You ever zoom into a digital photo of a clear blue sky and notice those weird, blocky squares where everything should be smooth? It looks like a Minecraft character started melting into the horizon. Those are the ghosts of nineteenth-century mathematics haunting your smartphone, and honestly, they’re costing us a fortune in bandwidth and storage.
It is the classic struggle between visual fidelity and the cold, hard reality of data limits. Today's prompt from Daniel is about the evolution of digital image files, tracing the path from the ubiquitous JPEG to modern heavy hitters like WebP and AVIF. It is a journey through psychovisual models and some honestly brilliant engineering.
Well, I’m glad we’re tackling this because my cloud storage bill is starting to look like a mortgage payment. By the way, quick heads-up for the listeners—today’s episode is powered by Google Gemini 3 Flash. It’s the brain behind the curtain for this specific deep dive. So, Herman Poppleberry, why are we still living in a world of blocky artifacts in twenty twenty-six? Haven't we solved pictures yet?
We’ve solved them, but the "how" is constantly shifting. When we talk about image compression, we aren't just talking about making a file smaller. We are talking about a sophisticated balancing act involving three variables: encoding speed, decoding speed, and visual quality.

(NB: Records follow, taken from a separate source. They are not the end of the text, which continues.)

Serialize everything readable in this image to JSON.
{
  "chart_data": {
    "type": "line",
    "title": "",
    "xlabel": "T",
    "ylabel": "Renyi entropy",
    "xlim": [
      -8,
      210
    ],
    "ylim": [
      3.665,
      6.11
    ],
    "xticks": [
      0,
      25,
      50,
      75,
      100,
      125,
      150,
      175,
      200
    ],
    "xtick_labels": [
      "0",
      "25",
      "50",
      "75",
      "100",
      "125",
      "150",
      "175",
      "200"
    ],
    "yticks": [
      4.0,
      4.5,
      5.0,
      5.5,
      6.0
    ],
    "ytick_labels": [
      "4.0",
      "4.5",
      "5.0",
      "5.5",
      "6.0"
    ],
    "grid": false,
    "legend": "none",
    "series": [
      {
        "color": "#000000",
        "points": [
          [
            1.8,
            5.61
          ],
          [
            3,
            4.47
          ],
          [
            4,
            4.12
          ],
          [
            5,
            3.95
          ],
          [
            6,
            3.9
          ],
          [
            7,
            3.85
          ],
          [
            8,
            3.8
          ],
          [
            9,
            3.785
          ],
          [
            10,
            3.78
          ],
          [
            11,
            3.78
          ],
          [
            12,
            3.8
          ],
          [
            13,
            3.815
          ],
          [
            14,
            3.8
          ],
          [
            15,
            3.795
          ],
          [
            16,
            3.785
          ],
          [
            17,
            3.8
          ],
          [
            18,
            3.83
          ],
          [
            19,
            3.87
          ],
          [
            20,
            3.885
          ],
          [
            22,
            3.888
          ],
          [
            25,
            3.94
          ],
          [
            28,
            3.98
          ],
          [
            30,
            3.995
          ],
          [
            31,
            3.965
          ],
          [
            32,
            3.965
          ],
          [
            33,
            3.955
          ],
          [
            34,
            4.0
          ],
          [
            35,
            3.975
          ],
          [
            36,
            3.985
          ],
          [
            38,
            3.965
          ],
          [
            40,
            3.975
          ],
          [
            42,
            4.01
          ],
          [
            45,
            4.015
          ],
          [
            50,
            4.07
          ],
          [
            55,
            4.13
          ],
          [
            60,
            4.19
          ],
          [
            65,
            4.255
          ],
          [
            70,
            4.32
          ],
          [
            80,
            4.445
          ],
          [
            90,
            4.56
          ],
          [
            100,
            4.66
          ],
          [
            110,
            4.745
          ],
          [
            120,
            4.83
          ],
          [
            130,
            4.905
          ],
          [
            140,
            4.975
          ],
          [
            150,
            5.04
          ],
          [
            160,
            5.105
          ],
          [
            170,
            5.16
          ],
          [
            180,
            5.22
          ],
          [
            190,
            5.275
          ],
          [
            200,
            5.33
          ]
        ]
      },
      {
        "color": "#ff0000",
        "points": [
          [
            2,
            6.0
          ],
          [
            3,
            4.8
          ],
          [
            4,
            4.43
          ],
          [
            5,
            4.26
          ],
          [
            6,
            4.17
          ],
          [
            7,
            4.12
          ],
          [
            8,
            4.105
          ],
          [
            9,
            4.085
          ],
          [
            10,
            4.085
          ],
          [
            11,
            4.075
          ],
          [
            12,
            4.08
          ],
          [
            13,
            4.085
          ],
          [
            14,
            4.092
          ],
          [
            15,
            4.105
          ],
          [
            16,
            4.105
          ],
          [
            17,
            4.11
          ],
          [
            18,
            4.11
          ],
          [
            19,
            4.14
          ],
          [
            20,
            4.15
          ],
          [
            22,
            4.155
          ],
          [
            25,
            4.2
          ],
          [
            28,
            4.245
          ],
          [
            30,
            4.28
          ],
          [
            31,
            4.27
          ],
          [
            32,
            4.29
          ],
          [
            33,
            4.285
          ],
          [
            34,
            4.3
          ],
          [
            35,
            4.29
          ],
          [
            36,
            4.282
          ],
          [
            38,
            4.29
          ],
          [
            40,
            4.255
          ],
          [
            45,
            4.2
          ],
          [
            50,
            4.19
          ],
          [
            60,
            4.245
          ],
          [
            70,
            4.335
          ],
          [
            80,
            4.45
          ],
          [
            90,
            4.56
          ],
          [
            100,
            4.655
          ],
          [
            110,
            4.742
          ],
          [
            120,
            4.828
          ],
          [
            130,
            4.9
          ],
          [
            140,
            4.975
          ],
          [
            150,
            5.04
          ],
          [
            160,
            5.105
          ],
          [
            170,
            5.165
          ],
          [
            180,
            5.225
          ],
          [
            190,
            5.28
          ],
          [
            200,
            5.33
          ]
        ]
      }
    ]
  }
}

JPEG was the king for thirty years because it hit a sweet spot that worked on the hardware of the nineties, but our displays have outpaced the math.
It’s wild to think JPEG is from nineteen ninety-two. That’s the same year the first text message was sent. We’ve gone from "u up?" to high-definition video calls, yet the primary way we store memories is still based on tech from the era of dial-up modems and floppy disks.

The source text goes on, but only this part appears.